Internship Field: Biology, Medical Research, Materials Science
Major: Materials Science & Engineering
Duration: 3 months in summer of 2015
Description: "I was a member of a research group, called Innovative Electron Microscopy. The group focuses on liquid Scanning Electron Microscopy (SEM) and Tunneling Electron Microscopy TEM, which is difficult because the chamber must maintain a vacuum. My project involved breast cancer research using these techniques. I was responsible for maintaining a cell culture with a breast cancer cell line, which required me to learn to work in a sterile environment. I then labeled the cells with quantum dots and observed them using environmental SEM.
The goal of my experiments was to learn more about the human epidermal growth factor receptor 2 (HER2), which is present in aggressive forms of breast cancer and allows cell proliferation and tumor growth. I was working with a doctoral student who noticed a trend in the orientation of these receptors, and my task was to examine this trend using a different cell line.
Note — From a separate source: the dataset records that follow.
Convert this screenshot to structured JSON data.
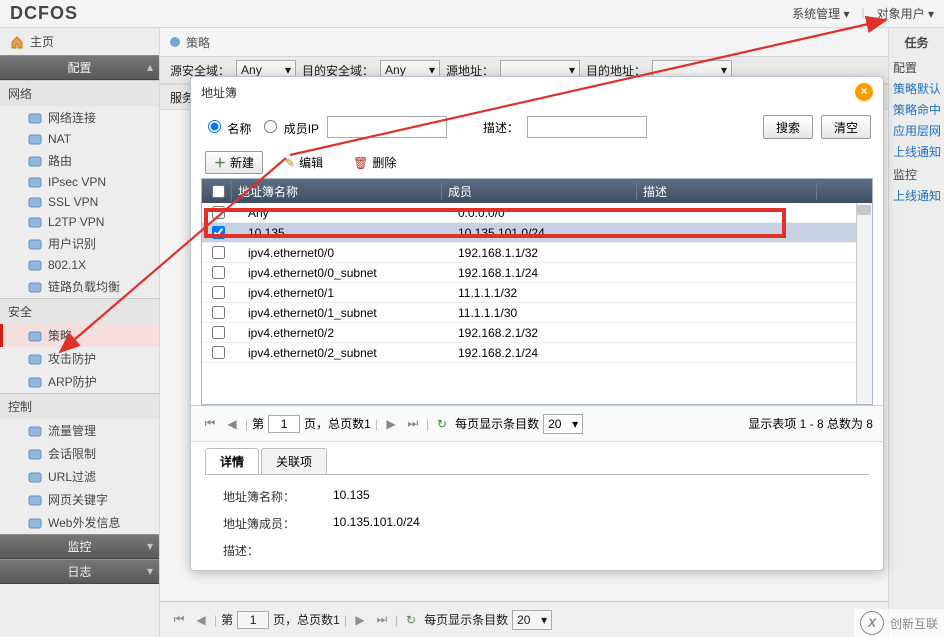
{
  "brand": "DCFOS",
  "top_menu": {
    "system": "系统管理",
    "object_user": "对象用户"
  },
  "left": {
    "home": "主页",
    "config_header": "配置",
    "group_network": "网络",
    "network_items": [
      "网络连接",
      "NAT",
      "路由",
      "IPsec VPN",
      "SSL VPN",
      "L2TP VPN",
      "用户识别",
      "802.1X",
      "链路负载均衡"
    ],
    "group_security": "安全",
    "security_items": [
      "策略",
      "攻击防护",
      "ARP防护"
    ],
    "group_control": "控制",
    "control_items": [
      "流量管理",
      "会话限制",
      "URL过滤",
      "网页关键字",
      "Web外发信息"
    ],
    "monitor_header": "监控",
    "log_header": "日志"
  },
  "center": {
    "policy_label": "策略",
    "src_zone": "源安全域：",
    "any": "Any",
    "dst_zone": "目的安全域：",
    "src_addr": "源地址：",
    "dst_addr": "目的地址：",
    "service_label": "服务",
    "pager_prefix": "第",
    "pager_page": "1",
    "pager_mid": "页，总页数1",
    "per_page_label": "每页显示条目数",
    "per_page_val": "20"
  },
  "right": {
    "header": "任务",
    "group_config": "配置",
    "links_config": [
      "策略默认导",
      "策略命中查",
      "应用层网关",
      "上线通知策"
    ],
    "group_monitor": "监控",
    "links_monitor": [
      "上线通知策"
    ]
  },
  "modal": {
    "title": "地址簿",
    "radio_name": "名称",
    "radio_member": "成员IP",
    "desc_label": "描述：",
    "btn_search": "搜索",
    "btn_clear": "清空",
    "btn_new": "新建",
    "btn_edit": "编辑",
    "btn_delete": "删除",
    "col_name": "地址簿名称",
    "col_member": "成员",
    "col_desc": "描述",
    "rows": [
      {
        "chk": false,
        "name": "Any",
        "member": "0.0.0.0/0",
        "desc": ""
      },
      {
        "chk": true,
        "name": "10.135",
        "member": "10.135.101.0/24",
        "desc": ""
      },
      {
        "chk": false,
        "name": "ipv4.ethernet0/0",
        "member": "192.168.1.1/32",
        "desc": ""
      },
      {
        "chk": false,
        "name": "ipv4.ethernet0/0_subnet",
        "member": "192.168.1.1/24",
        "desc": ""
      },
      {
        "chk": false,
        "name": "ipv4.ethernet0/1",
        "member": "11.1.1.1/32",
        "desc": ""
      },
      {
        "chk": false,
        "name": "ipv4.ethernet0/1_subnet",
        "member": "11.1.1.1/30",
        "desc": ""
      },
      {
        "chk": false,
        "name": "ipv4.ethernet0/2",
        "member": "192.168.2.1/32",
        "desc": ""
      },
      {
        "chk": false,
        "name": "ipv4.ethernet0/2_subnet",
        "member": "192.168.2.1/24",
        "desc": ""
      }
    ],
    "pager_prefix": "第",
    "pager_page": "1",
    "pager_mid": "页，总页数1",
    "per_page_label": "每页显示条目数",
    "per_page_val": "20",
    "result_text": "显示表项 1 - 8 总数为 8",
    "tab_detail": "详情",
    "tab_related": "关联项",
    "detail_name_k": "地址簿名称：",
    "detail_name_v": "10.135",
    "detail_member_k": "地址簿成员：",
    "detail_member_v": "10.135.101.0/24",
    "detail_desc_k": "描述："
  },
  "watermark": "创新互联"
}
We spent the last month of the summer doing data analysis and working on a paper, which I am continuing to help with from the home campus."
Comments: "The techniques in biological research that I used were mostly unfamiliar to me, and I was uncomfortable at first. As I practiced, I felt a lot better at working in the lab, and now I feel that my experience would add a lot to other research groups. These techniques will be good additions to an application and to research in the future, and the experience confirmed my desire to get a PhD. Also, Saarbrücken was very different than Berlin, and I really enjoyed living there."